One day this kid will get larger. One day this kid will come to know something that causes a sensation equivalent to the separation of the earth from its axis. One day this kid will reach a point where he senses a division that isn’t mathematical. One day this kid will feel something stir in his heart and throat and mouth. One day this kid will find something in his mind and body and soul that makes him hungry. One day this kid will do something that causes men who wear the uniforms of priests and rabbis, men who inhabit certain stone buildings, to call for his death. One day politicians will enact legislation against this kid. One day families will give false information to their children and each child will pass that information down generationally to their families and that information will be designed to make existence intolerable for this kid.
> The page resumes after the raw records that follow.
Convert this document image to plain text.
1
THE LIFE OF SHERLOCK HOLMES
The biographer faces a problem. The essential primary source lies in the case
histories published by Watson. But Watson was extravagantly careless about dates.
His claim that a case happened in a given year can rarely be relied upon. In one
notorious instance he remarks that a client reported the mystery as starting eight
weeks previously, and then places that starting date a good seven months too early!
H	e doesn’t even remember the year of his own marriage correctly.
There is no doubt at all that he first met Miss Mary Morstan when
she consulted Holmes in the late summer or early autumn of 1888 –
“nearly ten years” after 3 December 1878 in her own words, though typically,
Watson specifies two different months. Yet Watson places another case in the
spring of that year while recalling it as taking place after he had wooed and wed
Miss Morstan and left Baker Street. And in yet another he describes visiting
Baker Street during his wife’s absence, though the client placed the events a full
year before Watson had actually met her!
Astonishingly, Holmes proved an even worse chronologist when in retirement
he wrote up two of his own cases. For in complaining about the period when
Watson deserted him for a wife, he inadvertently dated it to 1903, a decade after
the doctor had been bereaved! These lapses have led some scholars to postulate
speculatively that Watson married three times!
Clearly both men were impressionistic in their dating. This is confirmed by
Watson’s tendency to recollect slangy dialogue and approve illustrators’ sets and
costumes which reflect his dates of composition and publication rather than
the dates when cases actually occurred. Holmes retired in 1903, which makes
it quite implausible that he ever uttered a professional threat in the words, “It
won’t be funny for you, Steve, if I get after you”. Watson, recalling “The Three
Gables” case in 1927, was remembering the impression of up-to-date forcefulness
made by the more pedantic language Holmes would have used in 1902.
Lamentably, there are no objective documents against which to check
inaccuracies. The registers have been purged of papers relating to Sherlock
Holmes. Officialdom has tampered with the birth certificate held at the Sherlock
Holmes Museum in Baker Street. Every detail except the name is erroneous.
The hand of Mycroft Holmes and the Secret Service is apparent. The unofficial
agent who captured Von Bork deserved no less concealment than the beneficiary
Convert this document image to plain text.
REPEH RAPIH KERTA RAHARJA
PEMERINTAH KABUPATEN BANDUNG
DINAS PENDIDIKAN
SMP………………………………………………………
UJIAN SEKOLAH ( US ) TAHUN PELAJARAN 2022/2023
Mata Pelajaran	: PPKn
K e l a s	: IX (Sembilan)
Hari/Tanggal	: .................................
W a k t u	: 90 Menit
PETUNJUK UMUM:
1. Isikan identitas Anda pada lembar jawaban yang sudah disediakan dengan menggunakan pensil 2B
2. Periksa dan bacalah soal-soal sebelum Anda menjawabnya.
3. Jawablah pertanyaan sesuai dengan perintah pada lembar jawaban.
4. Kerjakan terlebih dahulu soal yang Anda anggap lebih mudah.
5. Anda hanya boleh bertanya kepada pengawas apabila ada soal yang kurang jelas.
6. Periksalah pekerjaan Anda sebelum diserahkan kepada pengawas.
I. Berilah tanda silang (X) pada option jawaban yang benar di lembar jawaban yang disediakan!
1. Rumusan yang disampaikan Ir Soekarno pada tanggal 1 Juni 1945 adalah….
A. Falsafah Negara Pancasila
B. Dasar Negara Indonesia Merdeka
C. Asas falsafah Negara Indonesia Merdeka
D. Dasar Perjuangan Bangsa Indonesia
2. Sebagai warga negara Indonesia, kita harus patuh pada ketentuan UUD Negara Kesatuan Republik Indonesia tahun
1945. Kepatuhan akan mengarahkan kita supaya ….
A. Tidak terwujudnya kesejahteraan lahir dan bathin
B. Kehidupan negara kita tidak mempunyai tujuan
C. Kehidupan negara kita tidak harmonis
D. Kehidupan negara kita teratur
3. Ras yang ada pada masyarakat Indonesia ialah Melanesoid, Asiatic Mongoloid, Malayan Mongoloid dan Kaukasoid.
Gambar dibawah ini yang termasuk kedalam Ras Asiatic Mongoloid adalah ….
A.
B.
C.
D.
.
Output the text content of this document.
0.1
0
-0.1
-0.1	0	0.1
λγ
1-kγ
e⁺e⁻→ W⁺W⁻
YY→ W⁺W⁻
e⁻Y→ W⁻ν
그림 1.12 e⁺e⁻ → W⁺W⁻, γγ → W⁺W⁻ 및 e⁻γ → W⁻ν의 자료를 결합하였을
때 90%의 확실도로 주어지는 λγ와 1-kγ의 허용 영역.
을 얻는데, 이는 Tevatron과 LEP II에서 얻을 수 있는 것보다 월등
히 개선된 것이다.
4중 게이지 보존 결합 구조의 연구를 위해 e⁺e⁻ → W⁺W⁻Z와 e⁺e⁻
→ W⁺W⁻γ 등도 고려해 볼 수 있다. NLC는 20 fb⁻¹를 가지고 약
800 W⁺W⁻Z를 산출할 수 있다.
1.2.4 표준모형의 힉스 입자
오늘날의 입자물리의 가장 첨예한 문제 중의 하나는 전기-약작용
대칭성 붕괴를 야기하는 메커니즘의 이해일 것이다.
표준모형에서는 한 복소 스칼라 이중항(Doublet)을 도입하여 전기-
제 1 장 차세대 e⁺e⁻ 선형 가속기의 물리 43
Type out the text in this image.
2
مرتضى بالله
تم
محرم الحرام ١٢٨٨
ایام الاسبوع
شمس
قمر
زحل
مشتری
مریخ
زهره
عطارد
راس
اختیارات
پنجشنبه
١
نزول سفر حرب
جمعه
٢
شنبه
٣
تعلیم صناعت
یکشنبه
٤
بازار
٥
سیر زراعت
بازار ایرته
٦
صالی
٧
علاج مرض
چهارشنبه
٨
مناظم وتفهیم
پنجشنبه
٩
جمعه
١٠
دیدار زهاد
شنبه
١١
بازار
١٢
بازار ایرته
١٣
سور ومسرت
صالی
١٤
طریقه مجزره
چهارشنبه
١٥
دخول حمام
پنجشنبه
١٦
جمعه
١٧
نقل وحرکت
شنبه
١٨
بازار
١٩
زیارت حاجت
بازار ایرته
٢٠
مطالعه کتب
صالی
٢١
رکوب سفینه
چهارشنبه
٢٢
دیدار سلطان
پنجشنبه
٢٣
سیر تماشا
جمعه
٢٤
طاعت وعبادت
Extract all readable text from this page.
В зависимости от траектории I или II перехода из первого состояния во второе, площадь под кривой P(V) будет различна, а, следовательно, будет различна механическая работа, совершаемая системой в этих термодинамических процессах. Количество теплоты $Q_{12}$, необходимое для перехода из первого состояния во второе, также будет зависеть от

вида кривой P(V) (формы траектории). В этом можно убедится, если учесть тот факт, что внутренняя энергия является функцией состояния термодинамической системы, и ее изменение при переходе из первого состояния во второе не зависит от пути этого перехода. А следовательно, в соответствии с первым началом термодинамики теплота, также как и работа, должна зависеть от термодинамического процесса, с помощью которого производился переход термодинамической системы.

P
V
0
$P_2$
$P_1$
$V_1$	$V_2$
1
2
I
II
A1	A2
One day this kid will begin to experience all this activity in his environment and that activity and information will compell [sic] him to commit suicide or submit to danger in hopes of being murdered or submit to silence and invisibility. Or one day this kid will talk. When he begins to talk, men who develop a fear of this kid will attempt to silence him with strangling, fists, prison, suffocation, rape, intimidation, drugging, ropes, guns, laws, menace, roving gangs, bottles, knives, religion, decapitation, and immolation by fire. Doctors will pronounce this kid curable as if his brain were a virus. This kid will lose his constitutional rights against the government’s invasion of his privacy. This kid will be faced with electro-shock, drugs, and conditioning therapies in laboratories tended by psychologists and research scientists. He will be subject to loss of home, civil rights, jobs, and all conceivable freedoms. All this will begin to happen in one or two years when he discovers he desires to place his naked body on the naked body of another boy.

To see this work at the Whitney, where Wojnarowicz, a once peripheral figure, is now celebrated as crucial to the history of American art, in a neighborhood on whose streets he once hustled and whose abandoned buildings have now been transformed into high-rent condominiums, at a time when medicine has found a treatment for HIV/AIDS—though it is still not sufficiently available to all—is to recognize how much the world has changed in a remarkably short period. Marriage equality is a constitutional right, young people are increasingly accepting of a wide range of sexual identities, and the antigay Alliance Defending Freedom is, as its name unintentionally suggests, on the defensive.

But to view Wojnarowicz’s art in the Trump era is also to be reminded of how our culture continues to reject the unconventional, to silence those who challenge settled ways, and to cast out those who decline to conform. Wojnarowicz embraced nonconformity in his art, his life, and his politics. At its best, as in One Day This Kid…, his art implores us to see the innocence in love of all kinds instead of the fear and hatred that it too often prompts. He lived on the margins, but his ability to speak across the divide, honestly and directly, has helped to break through the ignorance that continues to separate us.